Appliance | Enclosures | Drives | Filesystem | Usable Space |
---|---|---|---|---|
IBM Elastic Storage System | ESS 3200 and ESS 5000 SL2 | 15 TB NVMe SSD and 16 TB SAS | GPFS | 2.1 PB |
Large Data Transfer
Transferring data to and from Talapas is a common requirement in research computing and can be especially time-consuming when working with large datasets. The UO subscribes to Globus, which enables researchers fast, secure, and reliable data transfers between your desktop/laptop and Talapas, and access to data stored on a variety of national research clusters. Talapas provides a dedicated Globus data transfer node connected via 100Gb/sec Ethernet to facilitate large data transfers.
Network
Talapas cluster nodes are connected to both a 10Gb/sec Ethernet management network and a 100Gb/sec EDR InfiniBand (IB) high-speed/low-latency network. The IB network is configured in a fat-tree topology with 2:1 blocking ratio from node to core and unblocked between nodes on each leaf switch. The GS14K and ESS storage cluster nodes are directly connected to the IB core.

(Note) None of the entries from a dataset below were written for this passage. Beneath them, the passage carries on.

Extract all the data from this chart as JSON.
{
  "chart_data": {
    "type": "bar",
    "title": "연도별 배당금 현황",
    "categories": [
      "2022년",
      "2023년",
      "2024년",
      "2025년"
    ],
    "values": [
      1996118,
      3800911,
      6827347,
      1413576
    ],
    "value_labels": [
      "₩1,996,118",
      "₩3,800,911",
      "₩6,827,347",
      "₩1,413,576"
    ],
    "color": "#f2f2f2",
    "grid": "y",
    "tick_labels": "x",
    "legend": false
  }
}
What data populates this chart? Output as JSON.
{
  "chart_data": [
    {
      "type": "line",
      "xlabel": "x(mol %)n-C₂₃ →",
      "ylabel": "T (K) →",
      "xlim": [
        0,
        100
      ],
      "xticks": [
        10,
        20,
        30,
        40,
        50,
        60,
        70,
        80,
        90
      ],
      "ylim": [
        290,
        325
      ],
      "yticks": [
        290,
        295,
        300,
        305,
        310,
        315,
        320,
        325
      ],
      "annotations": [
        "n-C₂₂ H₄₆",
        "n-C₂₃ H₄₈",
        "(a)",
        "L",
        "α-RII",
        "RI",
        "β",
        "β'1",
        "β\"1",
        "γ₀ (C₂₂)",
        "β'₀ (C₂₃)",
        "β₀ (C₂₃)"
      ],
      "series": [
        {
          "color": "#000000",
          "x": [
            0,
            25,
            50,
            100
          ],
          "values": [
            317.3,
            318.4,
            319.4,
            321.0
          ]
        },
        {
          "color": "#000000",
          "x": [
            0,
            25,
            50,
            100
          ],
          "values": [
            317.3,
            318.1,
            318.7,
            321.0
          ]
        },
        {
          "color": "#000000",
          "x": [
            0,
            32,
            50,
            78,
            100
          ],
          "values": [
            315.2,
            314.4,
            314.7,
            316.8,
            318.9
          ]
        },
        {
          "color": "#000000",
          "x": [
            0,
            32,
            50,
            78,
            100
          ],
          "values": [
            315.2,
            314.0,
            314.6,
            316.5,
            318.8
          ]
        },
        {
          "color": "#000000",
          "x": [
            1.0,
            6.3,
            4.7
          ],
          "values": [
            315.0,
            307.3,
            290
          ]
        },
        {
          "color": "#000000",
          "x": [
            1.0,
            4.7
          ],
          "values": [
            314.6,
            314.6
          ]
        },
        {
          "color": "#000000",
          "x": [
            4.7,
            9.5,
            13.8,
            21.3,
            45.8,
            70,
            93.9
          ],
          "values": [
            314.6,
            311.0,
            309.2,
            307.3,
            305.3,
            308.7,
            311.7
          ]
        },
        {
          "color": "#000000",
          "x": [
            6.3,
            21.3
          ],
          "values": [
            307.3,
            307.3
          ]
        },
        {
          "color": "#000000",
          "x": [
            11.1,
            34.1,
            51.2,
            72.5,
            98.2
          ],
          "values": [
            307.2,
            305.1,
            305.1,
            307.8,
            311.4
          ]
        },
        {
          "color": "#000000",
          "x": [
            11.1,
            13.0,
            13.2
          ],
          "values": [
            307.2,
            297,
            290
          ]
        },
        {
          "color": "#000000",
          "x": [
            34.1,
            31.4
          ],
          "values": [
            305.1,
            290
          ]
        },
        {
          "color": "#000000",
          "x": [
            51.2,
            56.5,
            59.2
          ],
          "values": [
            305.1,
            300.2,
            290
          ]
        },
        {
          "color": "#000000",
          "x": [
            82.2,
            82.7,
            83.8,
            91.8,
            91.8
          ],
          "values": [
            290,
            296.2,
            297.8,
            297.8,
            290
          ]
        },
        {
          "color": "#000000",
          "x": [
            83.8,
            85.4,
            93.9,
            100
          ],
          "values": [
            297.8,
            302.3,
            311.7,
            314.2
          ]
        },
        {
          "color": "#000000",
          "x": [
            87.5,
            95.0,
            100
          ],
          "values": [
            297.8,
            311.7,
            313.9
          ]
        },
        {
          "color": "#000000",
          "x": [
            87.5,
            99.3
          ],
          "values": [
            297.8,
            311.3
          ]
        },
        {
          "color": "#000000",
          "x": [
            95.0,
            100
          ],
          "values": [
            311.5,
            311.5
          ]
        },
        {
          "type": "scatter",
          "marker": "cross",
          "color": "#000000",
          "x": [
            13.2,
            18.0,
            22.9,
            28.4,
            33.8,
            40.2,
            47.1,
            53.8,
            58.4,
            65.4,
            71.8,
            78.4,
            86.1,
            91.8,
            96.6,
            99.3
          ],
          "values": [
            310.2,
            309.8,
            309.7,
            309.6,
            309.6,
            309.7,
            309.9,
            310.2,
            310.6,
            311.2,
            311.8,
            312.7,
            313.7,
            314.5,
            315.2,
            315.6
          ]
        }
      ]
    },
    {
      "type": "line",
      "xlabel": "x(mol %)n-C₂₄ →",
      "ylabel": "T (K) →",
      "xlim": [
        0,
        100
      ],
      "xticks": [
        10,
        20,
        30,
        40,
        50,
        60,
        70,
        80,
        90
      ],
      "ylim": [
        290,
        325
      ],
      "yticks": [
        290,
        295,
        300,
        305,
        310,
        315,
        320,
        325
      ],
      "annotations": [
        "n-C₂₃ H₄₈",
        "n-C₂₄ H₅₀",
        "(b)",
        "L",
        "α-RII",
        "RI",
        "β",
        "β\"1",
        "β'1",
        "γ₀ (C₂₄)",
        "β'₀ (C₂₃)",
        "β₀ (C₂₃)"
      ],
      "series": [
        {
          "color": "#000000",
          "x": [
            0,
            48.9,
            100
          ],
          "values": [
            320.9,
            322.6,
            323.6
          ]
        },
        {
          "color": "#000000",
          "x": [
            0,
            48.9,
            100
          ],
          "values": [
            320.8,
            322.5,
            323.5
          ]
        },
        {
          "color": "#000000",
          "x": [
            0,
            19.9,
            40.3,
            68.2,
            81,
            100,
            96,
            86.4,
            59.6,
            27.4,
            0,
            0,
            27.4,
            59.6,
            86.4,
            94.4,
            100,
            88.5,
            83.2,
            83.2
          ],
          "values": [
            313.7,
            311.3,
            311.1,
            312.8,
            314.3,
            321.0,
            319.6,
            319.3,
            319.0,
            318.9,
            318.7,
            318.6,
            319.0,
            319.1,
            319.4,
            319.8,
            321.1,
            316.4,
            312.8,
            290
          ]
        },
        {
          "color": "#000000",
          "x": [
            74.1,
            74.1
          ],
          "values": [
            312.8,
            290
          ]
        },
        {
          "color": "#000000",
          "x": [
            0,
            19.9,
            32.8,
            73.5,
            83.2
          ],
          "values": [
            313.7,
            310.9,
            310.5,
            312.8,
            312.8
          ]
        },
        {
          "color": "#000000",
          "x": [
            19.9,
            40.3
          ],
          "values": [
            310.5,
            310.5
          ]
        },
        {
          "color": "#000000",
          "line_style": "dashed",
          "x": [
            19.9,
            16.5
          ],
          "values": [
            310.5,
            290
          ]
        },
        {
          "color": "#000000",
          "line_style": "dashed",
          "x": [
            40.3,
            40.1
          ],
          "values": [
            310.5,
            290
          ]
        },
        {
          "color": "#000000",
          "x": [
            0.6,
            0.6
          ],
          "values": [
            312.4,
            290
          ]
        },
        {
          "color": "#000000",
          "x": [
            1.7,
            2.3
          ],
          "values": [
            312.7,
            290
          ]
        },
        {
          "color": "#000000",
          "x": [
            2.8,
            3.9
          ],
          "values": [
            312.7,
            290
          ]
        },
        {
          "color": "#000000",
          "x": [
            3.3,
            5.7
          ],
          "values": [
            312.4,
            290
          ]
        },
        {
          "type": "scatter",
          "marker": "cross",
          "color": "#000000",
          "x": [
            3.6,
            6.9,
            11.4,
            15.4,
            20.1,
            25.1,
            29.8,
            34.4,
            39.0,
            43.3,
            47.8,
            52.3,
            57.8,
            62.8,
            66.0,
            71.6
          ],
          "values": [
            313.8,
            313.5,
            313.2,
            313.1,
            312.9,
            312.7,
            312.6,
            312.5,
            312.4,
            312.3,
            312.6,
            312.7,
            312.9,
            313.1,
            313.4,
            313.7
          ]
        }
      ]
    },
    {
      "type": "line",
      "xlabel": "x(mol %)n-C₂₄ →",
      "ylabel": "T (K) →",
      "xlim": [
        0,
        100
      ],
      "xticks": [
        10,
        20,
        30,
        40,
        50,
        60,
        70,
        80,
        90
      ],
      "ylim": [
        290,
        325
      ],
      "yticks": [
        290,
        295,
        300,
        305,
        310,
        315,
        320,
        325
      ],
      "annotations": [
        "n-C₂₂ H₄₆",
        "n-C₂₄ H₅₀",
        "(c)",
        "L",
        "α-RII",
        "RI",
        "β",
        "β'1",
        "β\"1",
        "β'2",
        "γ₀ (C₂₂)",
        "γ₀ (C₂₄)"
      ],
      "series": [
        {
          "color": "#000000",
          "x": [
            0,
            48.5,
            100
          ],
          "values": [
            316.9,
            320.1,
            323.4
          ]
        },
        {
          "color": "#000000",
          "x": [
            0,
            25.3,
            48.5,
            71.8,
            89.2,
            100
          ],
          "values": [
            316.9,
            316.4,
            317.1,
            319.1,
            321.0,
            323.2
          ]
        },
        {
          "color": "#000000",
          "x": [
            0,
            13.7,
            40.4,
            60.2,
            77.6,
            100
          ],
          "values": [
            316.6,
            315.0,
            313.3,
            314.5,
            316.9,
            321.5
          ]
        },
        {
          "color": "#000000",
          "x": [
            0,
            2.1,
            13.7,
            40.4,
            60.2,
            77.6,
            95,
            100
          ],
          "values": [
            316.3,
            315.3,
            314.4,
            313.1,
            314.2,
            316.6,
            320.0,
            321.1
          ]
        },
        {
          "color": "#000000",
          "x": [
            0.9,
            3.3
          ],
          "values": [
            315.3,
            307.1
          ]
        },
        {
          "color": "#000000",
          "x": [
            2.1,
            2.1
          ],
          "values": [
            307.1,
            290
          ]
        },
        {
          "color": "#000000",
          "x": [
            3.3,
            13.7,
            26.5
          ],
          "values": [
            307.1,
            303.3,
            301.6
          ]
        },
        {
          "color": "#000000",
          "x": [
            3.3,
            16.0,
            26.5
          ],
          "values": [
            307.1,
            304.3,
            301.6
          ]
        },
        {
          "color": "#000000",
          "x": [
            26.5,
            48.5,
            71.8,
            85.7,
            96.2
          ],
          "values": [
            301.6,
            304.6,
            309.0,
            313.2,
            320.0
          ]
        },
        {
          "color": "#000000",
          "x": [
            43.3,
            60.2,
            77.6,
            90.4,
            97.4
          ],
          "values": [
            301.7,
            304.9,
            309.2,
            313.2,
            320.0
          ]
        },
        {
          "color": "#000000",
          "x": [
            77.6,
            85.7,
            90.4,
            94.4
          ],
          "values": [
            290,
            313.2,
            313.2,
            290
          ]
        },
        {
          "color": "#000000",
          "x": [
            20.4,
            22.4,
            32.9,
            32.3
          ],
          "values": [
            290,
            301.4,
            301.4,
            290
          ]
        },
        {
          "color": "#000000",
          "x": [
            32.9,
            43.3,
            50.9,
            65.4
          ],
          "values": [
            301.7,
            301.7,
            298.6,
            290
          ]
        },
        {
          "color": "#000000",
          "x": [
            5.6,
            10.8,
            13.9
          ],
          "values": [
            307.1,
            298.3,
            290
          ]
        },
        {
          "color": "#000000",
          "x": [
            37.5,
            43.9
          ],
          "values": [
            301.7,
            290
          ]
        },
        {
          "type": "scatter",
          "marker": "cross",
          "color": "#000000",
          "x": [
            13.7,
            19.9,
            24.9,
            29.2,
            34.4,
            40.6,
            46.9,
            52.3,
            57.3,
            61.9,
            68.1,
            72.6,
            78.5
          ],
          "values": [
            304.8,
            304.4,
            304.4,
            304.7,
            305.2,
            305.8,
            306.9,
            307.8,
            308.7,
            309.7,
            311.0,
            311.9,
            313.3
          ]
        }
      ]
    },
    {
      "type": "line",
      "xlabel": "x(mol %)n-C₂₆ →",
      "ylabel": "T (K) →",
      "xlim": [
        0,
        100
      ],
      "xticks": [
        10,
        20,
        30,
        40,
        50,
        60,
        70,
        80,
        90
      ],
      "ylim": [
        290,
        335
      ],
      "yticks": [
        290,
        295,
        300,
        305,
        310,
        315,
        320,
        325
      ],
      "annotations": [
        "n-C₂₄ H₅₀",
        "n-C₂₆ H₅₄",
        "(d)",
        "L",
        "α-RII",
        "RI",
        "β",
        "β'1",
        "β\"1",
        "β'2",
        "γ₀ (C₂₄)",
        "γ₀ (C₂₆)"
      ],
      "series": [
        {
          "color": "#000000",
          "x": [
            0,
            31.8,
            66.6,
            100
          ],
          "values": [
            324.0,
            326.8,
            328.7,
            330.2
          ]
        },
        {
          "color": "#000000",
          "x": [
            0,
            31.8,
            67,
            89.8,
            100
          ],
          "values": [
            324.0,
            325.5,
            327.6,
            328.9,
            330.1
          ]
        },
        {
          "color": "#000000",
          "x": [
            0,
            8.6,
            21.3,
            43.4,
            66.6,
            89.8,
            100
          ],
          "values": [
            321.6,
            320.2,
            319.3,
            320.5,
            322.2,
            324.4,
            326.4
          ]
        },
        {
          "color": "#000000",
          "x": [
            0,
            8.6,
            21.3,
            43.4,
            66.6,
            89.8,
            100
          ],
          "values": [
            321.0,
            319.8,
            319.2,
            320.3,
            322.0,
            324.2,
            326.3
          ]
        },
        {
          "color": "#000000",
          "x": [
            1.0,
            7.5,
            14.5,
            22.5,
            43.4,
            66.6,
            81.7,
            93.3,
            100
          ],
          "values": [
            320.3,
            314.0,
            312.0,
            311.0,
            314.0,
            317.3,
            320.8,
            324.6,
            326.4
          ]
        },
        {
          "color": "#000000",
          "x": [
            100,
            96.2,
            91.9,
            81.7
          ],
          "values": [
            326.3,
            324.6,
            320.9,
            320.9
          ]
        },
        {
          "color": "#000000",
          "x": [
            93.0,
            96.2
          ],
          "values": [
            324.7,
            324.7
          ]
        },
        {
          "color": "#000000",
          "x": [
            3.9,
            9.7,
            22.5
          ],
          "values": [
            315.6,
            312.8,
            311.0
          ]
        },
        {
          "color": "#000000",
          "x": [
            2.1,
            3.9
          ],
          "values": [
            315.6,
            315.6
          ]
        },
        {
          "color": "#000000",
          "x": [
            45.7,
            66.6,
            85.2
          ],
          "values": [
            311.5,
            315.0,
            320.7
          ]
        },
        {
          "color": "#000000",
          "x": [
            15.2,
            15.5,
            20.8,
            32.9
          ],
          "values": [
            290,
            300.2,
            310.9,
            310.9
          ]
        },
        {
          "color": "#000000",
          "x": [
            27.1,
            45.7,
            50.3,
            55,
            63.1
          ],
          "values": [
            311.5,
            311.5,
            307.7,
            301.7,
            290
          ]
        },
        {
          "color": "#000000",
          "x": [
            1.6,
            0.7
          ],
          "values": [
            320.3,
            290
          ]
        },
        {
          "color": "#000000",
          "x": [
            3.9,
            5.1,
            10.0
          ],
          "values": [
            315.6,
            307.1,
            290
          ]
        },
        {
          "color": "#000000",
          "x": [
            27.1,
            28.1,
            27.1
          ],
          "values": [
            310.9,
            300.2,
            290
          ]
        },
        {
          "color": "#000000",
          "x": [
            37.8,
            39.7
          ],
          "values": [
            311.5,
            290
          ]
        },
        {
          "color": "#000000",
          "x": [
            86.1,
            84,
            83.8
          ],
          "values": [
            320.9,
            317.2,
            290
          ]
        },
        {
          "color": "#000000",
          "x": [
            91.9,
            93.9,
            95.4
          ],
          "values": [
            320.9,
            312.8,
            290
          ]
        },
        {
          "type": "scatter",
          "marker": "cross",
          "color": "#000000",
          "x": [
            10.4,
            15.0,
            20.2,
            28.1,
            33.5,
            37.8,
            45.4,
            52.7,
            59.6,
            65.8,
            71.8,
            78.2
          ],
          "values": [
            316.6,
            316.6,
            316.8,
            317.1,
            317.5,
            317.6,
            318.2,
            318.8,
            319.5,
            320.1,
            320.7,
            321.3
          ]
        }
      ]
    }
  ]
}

Diagram from initial Talapas deployment:
ImageLocation
Talapas is located on-premises at the University of Oregon in the Allen Hall Data Center.
Citations and Acknowledgement
Please use the following language to acknowledge Talapas in any publications or presentations of work that made use of the cluster:
This work benefited from access to the University of Oregon high performance computing cluster, Talapas.